11:00 Alain Rossier: Asymptotic analysis of deep residual networks
Abstract: Residual networks (ResNets) have displayed impressive results in pattern recognition and, recently, have garnered considerable theoretical interest due to a perceived link with neural ordinary differential equations (neural ODEs). This link relies on the convergence of network weights to a smooth function as the number of layers increases. We investigate the properties of weights trained by stochastic gradient descent and their scaling with network depth through detailed numerical experiments. We observe the existence of scaling regimes markedly different from those assumed in neural ODE literature. Depending on certain features of the network architecture, such as the smoothness of the activation function, one may obtain an alternative ODE limit, a stochastic differential equation or neither of these. These findings cast doubts on the validity of the neural ODE model as an adequate asymptotic description of deep ResNets and point to an alternative class of differential equations as a better description of the deep network limit.
Further, we related the training of deep residual network to the field of stochastic optimal control, and describe the backward equation for the loss function. We study the similarities and differences between the backward equation and the classical backpropagation algorithm.
11:45 Matheus Manzatto De Castro: Existence and Uniqueness of Quasi-stationary and Quasi-ergodic Measures for Absorbing Markov Processes.
Abstract: A central question on absorbing Markov processes concerns the existence and uniqueness of quasi-stationary and quasi-ergodic measures, but sufficient conditions have remained quite restrictive in a general context. In this talk, we motivate and establish the existence and uniqueness of quasi-stationary and quasi-ergodic measures for almost surely absorbed-time Markov processes under mild conditions on evolution.
2:00-3:00 Patrick Kidger - Neural Differential Equations in Machine Learning
Neural Differential Equations (NDEs) demonstrate that neural networks and differential equation are two sides of the same coin.Traditional parameterised differential equations are a special case.Many popular neural network architectures (e.g. residual networks,recurrent networks, StyleGAN2, coupling layers) are discretisations. By treating differential equations as a learnt component of a differentiable computation graph, then NDEs extend current physical modelling techniques whilst integrating tightly with current deep learning practice.
NDEs offer high-capacity function approximation, strong priors on model space,the ability to handle irregular data, memory efficiency,and a wealth of available theory on both sides. They are particularly suitable for tackling dynamical systems, time series problems, and generative problems.

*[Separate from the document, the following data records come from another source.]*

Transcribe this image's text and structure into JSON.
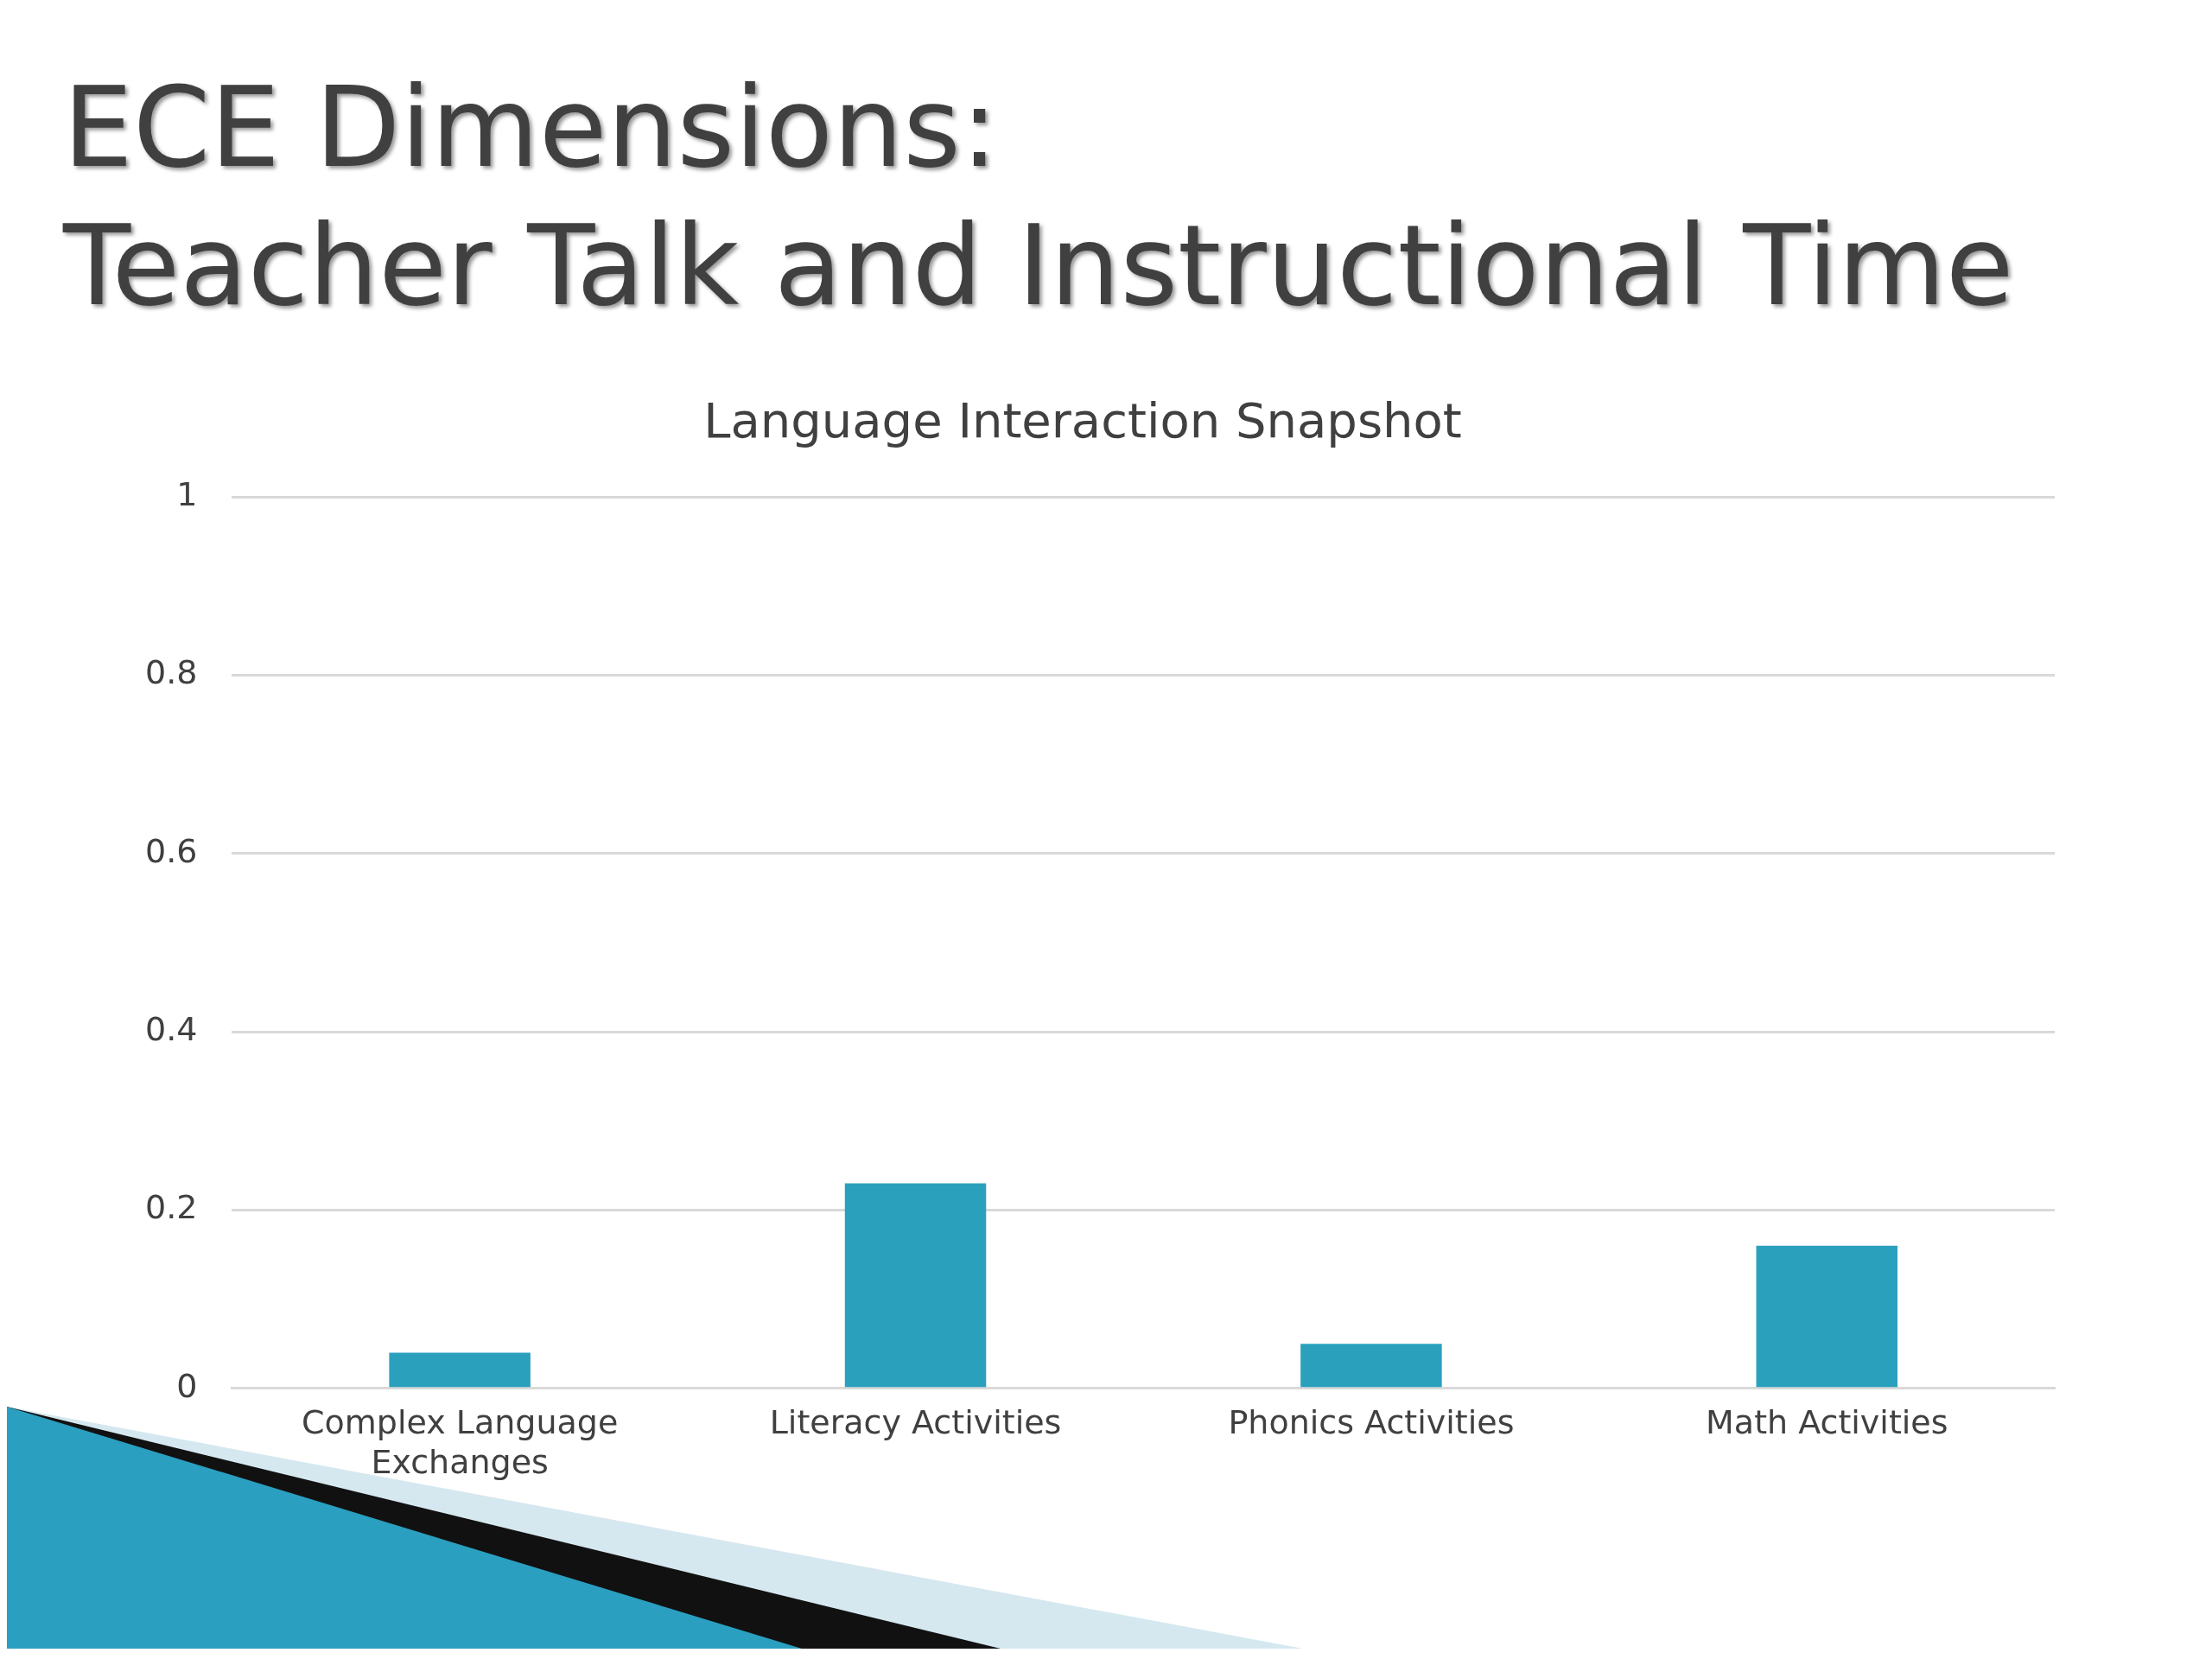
{
  "chart_data": {
    "type": "bar",
    "title": "ECE Dimensions:\nTeacher Talk and Instructional Time",
    "subtitle": "Language Interaction Snapshot",
    "categories": [
      "Complex Language Exchanges",
      "Literacy Activities",
      "Phonics Activities",
      "Math Activities"
    ],
    "values": [
      0.04,
      0.23,
      0.05,
      0.16
    ],
    "color": "#2aa0bd",
    "ylim": [
      0,
      1
    ],
    "yticks": [
      0,
      0.2,
      0.4,
      0.6,
      0.8,
      1
    ],
    "grid": "y",
    "legend": false
  }
}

This talk will offer a dedicated introduction to the topic, with examples including neural ordinary differential equations (e.g. to model unknown physics), neural controlled differential equations("continuous recurrent networks"; e.g. to model functions of time series),and neural stochastic differential equations (e.g. to model time series themselves). If time allows I will discuss other recent work, such as novel numerical neural differential equation solvers. This talk includes joint work with Ricky T.Q. Chen, Xuechen Li, James Foster, and James Morrill.